RUNNING GEAR: Shoulders long and oblique (sloping) forming a sharp angle with the upper arm. FOREARM: Forearm strong and moderately heavy from elbow to pastern. The forearm is perfectly straight viewed from the front. Hind quarters and thighs strongly muscled. Hock points well bent. The angulation shows plenty of springing power. The hind legs viewed from the back should be straight. DEW CLAWS: are desirable because they show pure breeding, but it is permissible for breeders to clip them off as soon as pups are born. FEET: Should be well padded and large so as to take hard use on mud or snow as well as rough ground. The toes are well split up and strongly arched.

COAT: The hair should be from 1.5 to 2 inches long, glossy and water repellent. Slightly curly, wavy hair is desirable. Kinky hair is a fault because it catches too many burrs.

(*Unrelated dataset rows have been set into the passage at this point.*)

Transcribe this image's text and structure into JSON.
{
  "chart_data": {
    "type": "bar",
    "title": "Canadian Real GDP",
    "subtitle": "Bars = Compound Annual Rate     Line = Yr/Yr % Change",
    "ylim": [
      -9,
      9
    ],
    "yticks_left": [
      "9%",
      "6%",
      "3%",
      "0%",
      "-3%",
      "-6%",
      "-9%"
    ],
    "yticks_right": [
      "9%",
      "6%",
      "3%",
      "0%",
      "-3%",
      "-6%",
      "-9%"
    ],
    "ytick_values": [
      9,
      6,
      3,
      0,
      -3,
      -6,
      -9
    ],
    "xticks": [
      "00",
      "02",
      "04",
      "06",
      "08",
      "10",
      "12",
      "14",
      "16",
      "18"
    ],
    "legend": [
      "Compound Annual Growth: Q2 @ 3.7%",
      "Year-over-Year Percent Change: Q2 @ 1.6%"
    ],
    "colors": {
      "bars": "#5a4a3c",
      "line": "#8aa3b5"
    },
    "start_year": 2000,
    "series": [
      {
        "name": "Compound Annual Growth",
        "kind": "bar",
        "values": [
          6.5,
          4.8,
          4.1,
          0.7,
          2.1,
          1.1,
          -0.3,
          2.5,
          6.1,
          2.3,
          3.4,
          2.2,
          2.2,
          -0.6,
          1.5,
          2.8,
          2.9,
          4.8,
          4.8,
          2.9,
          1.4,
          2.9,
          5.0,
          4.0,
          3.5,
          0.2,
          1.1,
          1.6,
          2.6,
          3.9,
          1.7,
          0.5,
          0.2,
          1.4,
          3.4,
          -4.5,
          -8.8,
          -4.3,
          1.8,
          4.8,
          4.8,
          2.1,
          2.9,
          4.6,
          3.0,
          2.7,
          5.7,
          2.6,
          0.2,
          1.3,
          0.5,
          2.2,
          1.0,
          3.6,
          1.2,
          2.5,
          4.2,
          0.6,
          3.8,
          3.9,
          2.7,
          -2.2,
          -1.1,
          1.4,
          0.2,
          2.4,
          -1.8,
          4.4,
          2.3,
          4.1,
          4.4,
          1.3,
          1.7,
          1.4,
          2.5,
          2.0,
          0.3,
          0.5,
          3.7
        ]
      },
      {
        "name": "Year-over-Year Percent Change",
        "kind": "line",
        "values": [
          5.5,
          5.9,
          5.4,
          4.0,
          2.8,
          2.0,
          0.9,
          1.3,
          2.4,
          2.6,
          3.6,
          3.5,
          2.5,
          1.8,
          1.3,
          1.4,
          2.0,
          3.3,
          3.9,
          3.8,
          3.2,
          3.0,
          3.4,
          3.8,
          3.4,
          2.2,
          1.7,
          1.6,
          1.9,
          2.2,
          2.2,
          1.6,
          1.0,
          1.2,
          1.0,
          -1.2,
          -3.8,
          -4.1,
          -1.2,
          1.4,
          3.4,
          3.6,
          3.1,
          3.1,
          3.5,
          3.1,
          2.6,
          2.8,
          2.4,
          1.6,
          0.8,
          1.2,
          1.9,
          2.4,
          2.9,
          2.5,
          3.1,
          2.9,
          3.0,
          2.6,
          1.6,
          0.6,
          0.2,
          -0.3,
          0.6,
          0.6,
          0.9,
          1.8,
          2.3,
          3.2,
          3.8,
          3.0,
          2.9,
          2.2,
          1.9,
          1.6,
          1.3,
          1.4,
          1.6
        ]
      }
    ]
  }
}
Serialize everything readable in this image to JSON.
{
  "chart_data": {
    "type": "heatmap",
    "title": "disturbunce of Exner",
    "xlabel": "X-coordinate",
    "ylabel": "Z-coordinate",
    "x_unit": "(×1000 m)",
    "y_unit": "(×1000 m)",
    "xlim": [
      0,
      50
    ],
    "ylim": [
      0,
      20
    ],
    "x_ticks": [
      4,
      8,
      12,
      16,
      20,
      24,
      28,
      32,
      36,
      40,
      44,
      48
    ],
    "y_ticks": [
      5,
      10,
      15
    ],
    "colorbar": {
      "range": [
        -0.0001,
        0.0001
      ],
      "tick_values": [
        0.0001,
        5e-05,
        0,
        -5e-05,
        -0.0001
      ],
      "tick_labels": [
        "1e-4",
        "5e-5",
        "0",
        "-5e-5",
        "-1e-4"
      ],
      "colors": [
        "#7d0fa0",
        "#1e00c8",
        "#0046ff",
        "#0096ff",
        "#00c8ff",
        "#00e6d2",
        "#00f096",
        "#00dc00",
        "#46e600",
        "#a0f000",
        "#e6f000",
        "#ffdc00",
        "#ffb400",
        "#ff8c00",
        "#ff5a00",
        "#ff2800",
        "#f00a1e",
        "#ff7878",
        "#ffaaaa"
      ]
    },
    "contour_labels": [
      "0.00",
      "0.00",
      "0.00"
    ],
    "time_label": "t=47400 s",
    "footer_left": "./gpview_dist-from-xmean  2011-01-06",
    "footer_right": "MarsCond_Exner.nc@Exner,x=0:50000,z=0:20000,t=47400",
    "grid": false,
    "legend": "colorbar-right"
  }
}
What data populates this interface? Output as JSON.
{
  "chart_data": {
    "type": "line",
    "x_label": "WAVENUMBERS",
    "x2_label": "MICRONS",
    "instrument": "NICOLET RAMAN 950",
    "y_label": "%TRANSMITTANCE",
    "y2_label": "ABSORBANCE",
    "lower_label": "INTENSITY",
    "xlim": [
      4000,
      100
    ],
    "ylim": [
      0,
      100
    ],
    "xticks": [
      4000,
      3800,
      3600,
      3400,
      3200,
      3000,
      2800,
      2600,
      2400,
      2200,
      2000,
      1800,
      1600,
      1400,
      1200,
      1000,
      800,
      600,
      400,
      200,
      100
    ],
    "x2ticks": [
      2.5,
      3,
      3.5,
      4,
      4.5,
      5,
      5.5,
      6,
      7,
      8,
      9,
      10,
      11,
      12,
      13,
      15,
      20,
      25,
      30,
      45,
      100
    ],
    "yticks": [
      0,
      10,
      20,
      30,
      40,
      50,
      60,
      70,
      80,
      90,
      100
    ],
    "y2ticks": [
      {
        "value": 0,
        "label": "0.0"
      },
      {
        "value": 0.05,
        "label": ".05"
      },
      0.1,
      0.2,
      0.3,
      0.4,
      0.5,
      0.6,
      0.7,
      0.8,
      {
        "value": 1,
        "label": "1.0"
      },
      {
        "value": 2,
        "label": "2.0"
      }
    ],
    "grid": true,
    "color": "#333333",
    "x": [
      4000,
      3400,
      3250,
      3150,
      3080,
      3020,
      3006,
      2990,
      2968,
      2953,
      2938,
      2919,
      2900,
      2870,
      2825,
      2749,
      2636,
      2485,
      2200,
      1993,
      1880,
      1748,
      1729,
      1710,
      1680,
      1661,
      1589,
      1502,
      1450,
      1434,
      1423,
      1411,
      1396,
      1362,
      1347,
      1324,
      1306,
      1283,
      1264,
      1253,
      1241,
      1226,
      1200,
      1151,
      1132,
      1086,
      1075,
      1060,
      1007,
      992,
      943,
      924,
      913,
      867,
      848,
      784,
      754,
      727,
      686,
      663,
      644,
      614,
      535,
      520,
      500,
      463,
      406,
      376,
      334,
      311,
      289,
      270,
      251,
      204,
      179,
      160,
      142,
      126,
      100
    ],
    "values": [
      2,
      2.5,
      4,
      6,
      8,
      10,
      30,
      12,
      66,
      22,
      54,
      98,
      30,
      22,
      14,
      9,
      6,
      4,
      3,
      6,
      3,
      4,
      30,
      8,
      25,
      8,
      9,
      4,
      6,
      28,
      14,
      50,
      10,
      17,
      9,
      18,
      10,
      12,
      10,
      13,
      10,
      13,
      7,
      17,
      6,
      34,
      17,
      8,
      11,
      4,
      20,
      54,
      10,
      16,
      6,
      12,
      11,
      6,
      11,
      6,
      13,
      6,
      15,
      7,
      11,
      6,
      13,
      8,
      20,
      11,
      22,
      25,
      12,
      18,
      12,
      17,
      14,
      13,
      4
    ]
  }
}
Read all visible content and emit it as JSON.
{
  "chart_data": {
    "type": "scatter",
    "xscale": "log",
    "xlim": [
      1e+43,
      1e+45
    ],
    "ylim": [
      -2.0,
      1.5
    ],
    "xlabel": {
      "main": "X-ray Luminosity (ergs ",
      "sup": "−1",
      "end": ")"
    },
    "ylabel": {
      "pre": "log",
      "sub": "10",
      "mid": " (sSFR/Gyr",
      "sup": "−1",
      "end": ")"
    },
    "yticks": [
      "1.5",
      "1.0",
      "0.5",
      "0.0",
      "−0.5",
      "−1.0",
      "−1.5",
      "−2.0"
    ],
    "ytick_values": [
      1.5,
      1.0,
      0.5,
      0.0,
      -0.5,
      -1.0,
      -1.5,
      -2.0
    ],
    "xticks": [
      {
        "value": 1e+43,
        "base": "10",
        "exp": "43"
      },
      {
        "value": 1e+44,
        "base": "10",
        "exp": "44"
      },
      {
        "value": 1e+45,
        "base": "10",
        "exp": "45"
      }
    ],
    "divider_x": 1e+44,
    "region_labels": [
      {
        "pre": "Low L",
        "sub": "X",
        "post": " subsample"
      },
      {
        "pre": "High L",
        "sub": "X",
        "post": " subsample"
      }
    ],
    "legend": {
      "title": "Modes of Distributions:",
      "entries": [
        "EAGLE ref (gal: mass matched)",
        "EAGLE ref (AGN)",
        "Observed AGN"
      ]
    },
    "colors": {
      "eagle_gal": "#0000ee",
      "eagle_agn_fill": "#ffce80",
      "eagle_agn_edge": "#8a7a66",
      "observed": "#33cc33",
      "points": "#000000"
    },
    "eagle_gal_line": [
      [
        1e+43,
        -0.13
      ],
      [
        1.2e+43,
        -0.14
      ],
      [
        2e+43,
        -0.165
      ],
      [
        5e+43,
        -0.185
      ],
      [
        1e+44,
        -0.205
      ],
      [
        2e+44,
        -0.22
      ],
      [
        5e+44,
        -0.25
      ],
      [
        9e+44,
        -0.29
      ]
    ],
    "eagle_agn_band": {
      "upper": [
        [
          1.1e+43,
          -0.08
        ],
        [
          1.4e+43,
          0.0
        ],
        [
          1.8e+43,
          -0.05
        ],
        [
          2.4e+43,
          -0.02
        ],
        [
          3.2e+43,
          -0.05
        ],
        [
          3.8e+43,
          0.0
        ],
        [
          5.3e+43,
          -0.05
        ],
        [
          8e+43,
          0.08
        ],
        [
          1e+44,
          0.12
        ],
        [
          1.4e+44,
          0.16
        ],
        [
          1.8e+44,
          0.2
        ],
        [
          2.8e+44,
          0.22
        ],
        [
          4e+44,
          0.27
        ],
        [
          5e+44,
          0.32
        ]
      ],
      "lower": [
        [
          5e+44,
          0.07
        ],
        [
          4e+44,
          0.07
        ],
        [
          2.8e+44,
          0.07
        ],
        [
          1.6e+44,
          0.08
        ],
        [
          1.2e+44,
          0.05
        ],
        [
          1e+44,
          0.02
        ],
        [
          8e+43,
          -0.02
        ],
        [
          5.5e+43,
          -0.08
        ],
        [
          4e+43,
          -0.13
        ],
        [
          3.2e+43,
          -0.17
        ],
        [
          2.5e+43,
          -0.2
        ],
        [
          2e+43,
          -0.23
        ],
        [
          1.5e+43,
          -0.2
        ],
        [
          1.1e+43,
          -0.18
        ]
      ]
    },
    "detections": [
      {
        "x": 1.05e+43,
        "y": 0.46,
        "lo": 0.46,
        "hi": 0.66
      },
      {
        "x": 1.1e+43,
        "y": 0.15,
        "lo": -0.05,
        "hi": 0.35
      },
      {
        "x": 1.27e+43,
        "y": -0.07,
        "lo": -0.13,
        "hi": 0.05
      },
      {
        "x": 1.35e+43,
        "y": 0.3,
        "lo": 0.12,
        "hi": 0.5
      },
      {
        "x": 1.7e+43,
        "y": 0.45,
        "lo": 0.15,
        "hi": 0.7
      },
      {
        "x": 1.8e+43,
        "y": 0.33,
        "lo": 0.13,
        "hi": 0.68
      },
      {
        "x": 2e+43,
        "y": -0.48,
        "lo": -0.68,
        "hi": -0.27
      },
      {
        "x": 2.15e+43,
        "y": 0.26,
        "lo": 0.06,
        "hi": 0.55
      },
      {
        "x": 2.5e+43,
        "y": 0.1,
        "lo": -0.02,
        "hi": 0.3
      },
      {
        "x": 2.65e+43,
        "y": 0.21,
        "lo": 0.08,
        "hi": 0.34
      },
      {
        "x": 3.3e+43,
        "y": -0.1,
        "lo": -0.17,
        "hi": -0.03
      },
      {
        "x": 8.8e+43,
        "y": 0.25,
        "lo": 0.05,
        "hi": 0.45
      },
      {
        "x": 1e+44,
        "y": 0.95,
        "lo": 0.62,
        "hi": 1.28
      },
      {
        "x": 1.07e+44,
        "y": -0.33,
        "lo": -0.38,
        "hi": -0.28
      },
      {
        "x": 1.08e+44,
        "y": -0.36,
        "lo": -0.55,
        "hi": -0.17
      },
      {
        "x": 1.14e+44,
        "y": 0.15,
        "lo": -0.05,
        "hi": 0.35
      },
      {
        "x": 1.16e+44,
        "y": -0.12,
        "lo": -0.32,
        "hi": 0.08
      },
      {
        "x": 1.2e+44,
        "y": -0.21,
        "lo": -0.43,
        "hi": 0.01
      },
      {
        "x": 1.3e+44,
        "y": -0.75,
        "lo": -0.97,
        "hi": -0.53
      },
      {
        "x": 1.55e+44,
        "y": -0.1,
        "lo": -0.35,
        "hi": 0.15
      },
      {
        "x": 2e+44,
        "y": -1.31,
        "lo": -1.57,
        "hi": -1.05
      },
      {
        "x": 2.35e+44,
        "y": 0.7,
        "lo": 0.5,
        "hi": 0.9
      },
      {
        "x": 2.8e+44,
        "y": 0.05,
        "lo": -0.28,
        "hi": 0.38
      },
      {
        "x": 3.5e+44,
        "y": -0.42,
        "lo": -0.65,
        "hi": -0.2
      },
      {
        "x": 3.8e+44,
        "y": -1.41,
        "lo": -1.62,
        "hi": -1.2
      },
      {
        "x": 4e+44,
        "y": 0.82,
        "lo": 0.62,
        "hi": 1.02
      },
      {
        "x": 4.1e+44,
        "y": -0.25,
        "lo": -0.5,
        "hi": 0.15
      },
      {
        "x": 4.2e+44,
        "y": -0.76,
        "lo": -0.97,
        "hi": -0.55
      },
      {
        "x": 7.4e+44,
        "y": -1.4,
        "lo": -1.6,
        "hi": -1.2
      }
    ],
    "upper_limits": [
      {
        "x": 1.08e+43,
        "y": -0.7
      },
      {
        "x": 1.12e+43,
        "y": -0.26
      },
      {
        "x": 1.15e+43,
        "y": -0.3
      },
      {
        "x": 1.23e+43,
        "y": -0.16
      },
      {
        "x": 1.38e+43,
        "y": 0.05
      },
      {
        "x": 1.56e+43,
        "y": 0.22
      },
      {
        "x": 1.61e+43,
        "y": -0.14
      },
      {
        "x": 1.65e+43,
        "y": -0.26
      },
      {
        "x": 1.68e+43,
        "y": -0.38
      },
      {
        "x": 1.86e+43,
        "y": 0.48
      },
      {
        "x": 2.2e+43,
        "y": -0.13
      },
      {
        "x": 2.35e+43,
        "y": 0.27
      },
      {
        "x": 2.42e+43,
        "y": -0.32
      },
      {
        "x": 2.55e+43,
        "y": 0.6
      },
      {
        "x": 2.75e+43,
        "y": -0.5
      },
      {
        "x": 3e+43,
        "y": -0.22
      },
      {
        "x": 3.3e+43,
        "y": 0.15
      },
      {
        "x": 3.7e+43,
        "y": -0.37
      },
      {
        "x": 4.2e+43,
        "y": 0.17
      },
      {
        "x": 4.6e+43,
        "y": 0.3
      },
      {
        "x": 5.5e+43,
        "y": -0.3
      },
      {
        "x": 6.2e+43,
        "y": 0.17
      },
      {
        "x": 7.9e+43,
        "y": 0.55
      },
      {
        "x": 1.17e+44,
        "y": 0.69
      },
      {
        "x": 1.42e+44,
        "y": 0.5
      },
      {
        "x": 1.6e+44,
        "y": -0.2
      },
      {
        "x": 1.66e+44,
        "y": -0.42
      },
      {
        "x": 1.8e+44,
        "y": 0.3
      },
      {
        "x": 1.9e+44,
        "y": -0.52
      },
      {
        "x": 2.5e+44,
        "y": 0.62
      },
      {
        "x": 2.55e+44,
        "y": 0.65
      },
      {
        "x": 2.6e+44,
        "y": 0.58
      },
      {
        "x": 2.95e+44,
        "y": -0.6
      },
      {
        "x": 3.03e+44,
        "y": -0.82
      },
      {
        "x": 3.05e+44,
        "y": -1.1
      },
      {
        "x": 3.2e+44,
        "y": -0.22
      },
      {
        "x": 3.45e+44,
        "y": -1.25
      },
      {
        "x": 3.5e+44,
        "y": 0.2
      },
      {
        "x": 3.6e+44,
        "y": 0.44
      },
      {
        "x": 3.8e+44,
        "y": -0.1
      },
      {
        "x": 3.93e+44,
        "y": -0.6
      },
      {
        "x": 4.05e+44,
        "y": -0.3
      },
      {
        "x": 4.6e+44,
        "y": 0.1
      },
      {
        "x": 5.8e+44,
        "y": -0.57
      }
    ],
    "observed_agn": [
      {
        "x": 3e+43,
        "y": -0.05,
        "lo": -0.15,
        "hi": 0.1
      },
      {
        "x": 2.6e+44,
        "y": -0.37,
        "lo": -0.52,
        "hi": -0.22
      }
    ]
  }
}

COLOR: The most desirable color for an English Shepherd is a "true black-tan" (glossy black with tan markings). Tan dot over each eye, tan around the mouth, under the tail, tan bar across the chest, tan on all four feet running down to the ground. Now on the back legs the tan is only on the front side of the back legs and the black runs down to the ground on the back side of the back legs.

The markings may be a mahogany brown to a golden tan. A small amount of white on the chest is permissible and the dog is still to be classified as a true black-tan. A tri-color with a white ring neck is also good. Black with white markings are also acceptable as long as the white doesn't cover more than 1/3 the dog. The best white markings are: a white chest, a white tipped tail, white feet and a ring neck. (In mating black and white dogs together, you have to be careful or you will produce too many pups with too much white that will have to be sold at a discount)

Sable colored dogs are permissible for English Shepherds but are not desirable. The most desirable color for the English Shepherd is a "true black-tan" and the black should come down to the ground on the back side of the back legs. What is actually meant by black-tan is a glossy black coat with a tan trim.

In conclusion. the English Shepherd is a handsome breed of dog and just as versatile as he is attractive. For these dogs will tree coon, mink, squirrel, possum, skunk, chase wolves and can hold a grizzly bear at bay. They also retrieve ducks as well as go a mile after the cows. The English Shepherd is indeed an all-around worker and wonderful companion.